Para Sheikh Hossein Khaliloo, as dificuldades sempre existiram e sempre vão existir e que a melhor postura é resistir e investir no apoio mútuo.
Às vezes algumas pessoas pensam que está chegando o fim do mundo. Sobre esse assunto a nossa religião está falando é que a primeira coisa não é o fim do mundo. Isso não é de hoje, na história aconteceu, e quem lutou as dificuldades, ficaram vitoriosos. Hoje essa pandemia também podemos dizer que a gente não vai abaixar a cabeça pra essa pandemia, vamos lutar nesse caminho.
O pastor Ariovaldo concorda com o posicionamento do líder muçulmano. Segundo ele, a esperança é o principal motor para a superação de adversidades.

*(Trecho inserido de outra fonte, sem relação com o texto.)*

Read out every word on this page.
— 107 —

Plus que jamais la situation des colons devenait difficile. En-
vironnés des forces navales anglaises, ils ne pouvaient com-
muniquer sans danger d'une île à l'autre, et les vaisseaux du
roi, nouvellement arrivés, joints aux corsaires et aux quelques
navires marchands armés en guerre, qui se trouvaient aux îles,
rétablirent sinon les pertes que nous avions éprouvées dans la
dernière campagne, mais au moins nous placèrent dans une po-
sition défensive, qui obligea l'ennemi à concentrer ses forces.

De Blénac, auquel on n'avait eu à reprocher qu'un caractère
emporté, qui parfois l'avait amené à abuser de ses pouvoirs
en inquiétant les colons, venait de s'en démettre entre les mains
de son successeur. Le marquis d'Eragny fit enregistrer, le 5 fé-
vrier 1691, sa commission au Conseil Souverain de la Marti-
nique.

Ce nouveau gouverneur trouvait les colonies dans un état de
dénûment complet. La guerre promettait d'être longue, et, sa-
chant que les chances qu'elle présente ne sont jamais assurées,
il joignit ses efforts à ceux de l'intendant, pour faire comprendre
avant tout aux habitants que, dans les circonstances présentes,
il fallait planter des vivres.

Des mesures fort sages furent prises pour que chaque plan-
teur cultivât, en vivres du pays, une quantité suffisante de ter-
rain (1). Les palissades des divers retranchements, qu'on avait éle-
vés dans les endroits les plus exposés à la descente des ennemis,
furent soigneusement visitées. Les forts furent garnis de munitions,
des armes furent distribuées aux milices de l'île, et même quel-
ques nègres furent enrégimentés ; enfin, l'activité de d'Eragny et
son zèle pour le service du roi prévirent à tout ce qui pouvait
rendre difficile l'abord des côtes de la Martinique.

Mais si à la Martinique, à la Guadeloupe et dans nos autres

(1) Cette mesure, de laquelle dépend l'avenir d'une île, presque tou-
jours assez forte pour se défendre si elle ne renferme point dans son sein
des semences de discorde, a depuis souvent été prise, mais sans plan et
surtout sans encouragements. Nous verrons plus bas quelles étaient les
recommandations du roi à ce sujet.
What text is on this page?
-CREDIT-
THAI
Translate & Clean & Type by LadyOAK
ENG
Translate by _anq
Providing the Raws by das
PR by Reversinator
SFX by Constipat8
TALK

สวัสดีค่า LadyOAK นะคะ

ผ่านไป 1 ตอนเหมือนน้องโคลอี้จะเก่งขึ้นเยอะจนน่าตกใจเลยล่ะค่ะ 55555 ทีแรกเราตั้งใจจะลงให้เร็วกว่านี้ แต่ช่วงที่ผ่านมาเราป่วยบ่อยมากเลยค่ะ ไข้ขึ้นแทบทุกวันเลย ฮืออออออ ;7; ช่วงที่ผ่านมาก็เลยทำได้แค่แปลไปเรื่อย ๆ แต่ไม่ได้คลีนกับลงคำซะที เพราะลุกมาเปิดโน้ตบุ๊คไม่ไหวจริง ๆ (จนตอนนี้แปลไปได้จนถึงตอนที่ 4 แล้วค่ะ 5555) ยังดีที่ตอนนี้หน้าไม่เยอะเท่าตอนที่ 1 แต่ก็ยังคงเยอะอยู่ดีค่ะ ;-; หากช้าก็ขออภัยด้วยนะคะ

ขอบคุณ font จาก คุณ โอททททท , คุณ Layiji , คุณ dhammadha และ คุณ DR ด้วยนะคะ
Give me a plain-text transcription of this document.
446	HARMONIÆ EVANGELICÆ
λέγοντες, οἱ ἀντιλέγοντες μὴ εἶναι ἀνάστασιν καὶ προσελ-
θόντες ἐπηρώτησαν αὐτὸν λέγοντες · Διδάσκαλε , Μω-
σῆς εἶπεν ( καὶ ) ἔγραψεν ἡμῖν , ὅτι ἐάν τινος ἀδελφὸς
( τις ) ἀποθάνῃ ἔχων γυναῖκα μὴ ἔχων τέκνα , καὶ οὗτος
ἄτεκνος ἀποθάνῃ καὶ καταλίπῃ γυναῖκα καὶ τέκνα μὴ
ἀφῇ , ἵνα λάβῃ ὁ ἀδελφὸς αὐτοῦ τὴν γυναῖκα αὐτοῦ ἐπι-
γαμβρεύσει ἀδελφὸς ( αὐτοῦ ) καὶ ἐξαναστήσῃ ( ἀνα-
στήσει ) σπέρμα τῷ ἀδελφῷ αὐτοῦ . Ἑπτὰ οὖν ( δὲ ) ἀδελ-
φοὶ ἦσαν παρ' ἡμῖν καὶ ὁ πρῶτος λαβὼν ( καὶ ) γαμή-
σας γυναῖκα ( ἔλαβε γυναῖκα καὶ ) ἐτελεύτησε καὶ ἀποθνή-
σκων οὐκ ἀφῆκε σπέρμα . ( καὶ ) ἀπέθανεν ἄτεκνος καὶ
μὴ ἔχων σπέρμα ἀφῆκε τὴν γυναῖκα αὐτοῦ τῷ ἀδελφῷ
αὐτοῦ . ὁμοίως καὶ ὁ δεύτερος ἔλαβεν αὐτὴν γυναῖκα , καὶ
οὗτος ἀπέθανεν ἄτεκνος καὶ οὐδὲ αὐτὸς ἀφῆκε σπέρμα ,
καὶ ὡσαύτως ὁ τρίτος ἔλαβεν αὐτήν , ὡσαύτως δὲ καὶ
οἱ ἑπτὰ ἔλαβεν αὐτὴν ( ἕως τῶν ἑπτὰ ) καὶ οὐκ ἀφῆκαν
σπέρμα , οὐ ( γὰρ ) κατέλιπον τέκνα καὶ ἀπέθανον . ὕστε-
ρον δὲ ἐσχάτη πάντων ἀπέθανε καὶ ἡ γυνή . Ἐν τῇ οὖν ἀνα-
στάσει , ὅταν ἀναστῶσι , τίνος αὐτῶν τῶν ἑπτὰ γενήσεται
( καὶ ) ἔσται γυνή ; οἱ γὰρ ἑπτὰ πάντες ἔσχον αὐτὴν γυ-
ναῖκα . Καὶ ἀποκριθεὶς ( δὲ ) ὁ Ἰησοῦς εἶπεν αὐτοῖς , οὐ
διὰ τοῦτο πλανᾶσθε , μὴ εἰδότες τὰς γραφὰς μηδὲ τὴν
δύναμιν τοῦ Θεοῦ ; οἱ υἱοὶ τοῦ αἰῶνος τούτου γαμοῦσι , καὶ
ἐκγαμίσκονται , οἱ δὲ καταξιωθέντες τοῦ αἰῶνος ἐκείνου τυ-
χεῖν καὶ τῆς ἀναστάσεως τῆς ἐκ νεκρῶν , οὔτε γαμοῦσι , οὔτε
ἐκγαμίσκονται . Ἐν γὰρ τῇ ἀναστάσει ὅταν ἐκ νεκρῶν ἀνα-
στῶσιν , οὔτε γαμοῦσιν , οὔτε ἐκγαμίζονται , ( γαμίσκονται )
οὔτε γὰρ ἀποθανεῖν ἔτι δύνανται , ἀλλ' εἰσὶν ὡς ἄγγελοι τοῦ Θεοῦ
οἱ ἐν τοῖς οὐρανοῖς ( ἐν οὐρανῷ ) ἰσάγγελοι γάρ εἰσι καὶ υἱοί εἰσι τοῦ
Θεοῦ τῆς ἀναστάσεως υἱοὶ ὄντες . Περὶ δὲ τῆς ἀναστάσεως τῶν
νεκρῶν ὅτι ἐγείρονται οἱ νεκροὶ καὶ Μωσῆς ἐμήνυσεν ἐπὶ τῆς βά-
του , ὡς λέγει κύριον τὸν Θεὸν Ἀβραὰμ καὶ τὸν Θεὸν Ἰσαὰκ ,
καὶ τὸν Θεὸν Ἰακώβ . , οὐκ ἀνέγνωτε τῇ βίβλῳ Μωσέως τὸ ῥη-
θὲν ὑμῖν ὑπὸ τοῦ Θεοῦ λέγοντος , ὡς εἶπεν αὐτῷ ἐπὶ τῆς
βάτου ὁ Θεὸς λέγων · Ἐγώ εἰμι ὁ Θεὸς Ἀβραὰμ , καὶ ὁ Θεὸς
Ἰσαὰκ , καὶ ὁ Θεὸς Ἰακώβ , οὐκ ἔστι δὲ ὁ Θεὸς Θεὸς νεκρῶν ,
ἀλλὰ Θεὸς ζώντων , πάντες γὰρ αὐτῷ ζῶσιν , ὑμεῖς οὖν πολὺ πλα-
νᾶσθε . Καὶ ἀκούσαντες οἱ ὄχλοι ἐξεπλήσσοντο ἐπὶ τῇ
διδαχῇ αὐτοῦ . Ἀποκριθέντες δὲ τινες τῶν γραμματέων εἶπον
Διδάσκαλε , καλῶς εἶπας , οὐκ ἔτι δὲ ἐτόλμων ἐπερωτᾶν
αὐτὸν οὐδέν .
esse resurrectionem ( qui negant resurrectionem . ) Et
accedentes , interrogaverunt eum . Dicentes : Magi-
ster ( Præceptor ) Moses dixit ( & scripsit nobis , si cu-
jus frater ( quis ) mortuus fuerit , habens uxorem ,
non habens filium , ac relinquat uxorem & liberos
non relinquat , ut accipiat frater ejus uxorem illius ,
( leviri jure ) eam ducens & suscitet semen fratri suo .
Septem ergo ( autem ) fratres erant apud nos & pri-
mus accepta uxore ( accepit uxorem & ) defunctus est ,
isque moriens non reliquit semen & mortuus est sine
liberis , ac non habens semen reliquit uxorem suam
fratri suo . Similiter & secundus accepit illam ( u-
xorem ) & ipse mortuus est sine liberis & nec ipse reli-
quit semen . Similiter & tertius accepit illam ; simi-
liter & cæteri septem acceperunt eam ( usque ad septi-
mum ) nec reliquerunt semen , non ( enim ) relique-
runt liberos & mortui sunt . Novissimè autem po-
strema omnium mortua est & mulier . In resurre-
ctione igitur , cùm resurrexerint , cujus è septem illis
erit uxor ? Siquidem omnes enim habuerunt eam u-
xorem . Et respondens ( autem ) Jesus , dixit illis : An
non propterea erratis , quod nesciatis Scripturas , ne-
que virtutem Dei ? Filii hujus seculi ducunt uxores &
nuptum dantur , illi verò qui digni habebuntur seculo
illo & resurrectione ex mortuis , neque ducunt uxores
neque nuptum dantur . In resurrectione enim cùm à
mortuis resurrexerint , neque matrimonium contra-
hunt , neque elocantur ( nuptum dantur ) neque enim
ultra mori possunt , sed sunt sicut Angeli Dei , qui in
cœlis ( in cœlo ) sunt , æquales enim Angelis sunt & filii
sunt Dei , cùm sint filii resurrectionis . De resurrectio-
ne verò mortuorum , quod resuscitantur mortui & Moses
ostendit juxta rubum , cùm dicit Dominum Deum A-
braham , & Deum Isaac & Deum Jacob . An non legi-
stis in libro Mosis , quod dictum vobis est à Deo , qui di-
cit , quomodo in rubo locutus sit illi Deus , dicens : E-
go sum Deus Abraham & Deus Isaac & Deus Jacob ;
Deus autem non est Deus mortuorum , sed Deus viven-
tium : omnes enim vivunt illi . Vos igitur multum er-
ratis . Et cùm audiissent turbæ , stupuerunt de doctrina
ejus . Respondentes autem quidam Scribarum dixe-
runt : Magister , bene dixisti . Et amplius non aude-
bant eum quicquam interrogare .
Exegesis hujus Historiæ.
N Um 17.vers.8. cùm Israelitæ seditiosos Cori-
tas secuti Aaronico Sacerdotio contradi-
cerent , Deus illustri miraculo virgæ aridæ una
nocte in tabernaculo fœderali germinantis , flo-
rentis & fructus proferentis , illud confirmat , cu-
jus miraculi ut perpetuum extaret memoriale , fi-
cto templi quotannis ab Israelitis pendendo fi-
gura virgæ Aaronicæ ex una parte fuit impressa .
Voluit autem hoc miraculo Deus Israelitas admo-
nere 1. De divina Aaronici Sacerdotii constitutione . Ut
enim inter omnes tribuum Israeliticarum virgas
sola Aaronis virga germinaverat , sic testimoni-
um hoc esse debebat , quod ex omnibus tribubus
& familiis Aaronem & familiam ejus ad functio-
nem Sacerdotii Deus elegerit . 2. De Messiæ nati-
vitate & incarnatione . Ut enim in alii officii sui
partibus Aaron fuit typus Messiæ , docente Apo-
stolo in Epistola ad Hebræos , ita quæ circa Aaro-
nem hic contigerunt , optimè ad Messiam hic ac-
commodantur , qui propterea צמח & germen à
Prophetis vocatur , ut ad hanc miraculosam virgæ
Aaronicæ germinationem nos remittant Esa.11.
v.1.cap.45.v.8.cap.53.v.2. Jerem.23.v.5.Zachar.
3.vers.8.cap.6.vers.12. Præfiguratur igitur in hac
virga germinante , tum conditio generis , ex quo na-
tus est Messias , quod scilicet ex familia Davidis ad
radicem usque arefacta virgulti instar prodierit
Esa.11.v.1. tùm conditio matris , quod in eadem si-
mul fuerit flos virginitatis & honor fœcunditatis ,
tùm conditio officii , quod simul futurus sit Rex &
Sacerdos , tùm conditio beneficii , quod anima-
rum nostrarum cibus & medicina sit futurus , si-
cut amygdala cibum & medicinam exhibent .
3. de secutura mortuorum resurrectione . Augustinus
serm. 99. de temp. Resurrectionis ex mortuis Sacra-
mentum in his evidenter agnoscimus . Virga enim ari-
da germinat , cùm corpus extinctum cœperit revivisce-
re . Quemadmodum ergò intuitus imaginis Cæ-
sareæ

“As pessoa precisam se nutrir de transcendência, de consciência de que o ser humano é mais o que os seres humanos conseguem ver imediatamente. De que há uma esperança para além dessa vida, de que há um propósito para continuar vivendo e lutando pela vida, que o ser humano não é uma mera máquina, que uma vez desligada, lançada num depósito, num ferro velho ou coisa que o valha, que a vida humana tem significado. E esse significado é transcendente.” conforta o pastor.
Para o bispo Dom Pedro, o momento adverso irá ensinar a necessidade de novos tipos de relacionamentos, humanos e com a natureza.
Passando a epidemia, temos que olhar para frente, para um novo modo de relacionamento, entre os seres humanos e para com a natureza. Um novo tipo de vida, mais sóbria, e um relacionamento mais fraterno e mais harmônico e a natureza. Isso tudo tem que ser colocado em pauta.